Ken Dixon, Connecticut Post (Bridgeport, Connecticut), March 25, 2008
Displaying nooses in public places and work sites would become a hate crime under legislation approved unanimously Monday by the Judiciary Committee.
Lawmakers fell short, however, of an outright ban on displays—on private property, in particular—because of constitutional rights to free speech, allowing private-property owners to proclaim their biases.
The proposal was provoked by a series of recent incidents throughout the state, including in the Bridgeport Police Department, where nooses have been displayed where minorities would be sure to see it.
The bill as drafted would protect people who hang nooses on their own property or on private property with the written permission of the owner. It would be an expansion of the state’s 1980 law that categorized burning crosses as hate crimes. It depends on proof that there would be intent to intimidate based on a person’s race, national origin, religion or other general requirements under existing law.
If the bill is approved before the Legislature’s May 7 deadline and is signed into law, it would create a Class A misdemeanor, punishable by a year in prison and a $2,000 fine. “I think it’s an important statement that the Legislature should make,” said Rep.
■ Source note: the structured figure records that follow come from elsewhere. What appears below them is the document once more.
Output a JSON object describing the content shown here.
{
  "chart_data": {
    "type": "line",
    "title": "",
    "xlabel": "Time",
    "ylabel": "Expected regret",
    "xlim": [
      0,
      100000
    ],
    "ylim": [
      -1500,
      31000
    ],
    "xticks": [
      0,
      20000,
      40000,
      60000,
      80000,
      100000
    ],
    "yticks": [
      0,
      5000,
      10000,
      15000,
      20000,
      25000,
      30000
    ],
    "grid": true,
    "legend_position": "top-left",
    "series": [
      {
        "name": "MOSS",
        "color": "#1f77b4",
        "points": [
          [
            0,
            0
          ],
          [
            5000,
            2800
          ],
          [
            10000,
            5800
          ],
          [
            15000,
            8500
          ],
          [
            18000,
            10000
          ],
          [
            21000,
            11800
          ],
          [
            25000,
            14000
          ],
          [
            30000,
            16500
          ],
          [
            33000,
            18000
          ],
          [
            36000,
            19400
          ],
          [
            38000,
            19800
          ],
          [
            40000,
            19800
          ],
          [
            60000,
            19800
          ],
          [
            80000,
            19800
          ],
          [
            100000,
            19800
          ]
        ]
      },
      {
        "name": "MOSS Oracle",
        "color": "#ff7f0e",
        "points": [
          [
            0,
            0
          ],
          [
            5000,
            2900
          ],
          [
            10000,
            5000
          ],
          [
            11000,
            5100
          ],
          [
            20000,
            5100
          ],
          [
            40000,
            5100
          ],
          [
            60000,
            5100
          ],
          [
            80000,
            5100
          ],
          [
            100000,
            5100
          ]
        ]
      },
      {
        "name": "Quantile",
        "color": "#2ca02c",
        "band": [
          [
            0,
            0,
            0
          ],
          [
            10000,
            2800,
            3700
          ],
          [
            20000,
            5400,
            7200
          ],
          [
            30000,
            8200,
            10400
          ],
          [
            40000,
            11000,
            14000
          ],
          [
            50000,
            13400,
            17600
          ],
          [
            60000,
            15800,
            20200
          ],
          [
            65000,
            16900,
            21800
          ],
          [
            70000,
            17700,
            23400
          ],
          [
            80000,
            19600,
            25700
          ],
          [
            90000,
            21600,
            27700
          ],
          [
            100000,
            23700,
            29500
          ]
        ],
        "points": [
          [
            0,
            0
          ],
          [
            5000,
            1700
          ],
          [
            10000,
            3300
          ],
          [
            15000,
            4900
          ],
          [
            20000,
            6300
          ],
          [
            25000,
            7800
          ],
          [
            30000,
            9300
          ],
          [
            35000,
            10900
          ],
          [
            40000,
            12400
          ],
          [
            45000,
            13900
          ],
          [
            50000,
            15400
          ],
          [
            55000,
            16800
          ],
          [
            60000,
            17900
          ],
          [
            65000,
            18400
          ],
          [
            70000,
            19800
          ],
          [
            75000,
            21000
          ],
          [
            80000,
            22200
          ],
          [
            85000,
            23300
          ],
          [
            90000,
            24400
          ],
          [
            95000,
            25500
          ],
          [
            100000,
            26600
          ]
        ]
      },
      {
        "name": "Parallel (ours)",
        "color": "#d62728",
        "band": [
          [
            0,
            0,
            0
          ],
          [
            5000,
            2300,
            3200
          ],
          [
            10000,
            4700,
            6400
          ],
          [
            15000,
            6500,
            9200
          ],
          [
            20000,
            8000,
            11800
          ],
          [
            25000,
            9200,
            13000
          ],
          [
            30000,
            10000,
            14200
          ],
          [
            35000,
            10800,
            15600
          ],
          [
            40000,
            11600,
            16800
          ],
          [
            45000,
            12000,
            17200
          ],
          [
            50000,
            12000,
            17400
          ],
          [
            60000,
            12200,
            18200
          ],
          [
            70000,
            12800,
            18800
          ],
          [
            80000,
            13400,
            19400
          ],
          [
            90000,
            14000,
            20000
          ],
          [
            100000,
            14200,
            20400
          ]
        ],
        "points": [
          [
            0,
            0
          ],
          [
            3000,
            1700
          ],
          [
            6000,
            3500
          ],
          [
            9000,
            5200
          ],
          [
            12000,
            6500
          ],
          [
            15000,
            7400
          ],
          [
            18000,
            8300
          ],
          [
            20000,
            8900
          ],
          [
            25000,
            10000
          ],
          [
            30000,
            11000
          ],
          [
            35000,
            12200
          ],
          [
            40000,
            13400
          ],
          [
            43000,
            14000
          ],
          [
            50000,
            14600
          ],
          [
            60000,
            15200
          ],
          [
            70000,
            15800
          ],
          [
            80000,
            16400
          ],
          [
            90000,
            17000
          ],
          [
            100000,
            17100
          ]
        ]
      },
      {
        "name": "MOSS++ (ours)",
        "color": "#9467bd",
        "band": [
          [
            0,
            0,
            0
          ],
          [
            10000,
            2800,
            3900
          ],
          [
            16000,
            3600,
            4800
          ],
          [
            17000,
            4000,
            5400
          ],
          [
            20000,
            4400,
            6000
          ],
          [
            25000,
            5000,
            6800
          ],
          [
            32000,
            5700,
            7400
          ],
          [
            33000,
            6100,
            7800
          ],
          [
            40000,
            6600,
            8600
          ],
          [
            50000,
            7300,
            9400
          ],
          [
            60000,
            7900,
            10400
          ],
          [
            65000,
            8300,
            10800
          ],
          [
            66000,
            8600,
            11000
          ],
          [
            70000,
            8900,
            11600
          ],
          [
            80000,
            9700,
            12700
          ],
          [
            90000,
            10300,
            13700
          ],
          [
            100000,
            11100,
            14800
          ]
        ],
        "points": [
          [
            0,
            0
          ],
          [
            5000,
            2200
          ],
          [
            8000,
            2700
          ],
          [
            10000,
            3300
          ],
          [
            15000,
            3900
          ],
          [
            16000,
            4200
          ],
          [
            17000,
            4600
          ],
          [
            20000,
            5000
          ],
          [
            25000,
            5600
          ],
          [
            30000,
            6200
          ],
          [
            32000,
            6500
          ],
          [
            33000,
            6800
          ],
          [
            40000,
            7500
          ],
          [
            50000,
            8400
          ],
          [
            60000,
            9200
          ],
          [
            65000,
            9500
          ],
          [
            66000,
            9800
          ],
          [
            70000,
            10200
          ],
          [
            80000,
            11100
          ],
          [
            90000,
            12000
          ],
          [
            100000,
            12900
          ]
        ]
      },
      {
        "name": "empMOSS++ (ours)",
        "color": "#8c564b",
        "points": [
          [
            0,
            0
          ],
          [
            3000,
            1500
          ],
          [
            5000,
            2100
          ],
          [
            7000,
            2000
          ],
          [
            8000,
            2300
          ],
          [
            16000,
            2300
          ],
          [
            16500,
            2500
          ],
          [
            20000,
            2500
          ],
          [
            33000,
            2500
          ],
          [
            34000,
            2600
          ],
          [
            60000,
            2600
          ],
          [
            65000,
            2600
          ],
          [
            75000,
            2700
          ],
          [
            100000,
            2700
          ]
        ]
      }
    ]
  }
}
Michael P. Lawlor, D-East Haven, co-chairman of the committee.
“This is the dilemma with hate crimes,” Lawlor said. “People have the constitutional right to be a bigot if they want to. Free-speech rights protect them. My feeling is this is as far as we can go.”
He said that as “outrageous” as the displaying of a noose may be, making the law any tougher could cause the whole thing to be struck down as unconstitutional.
The 43-0 committee vote sends the legislation to the House floor.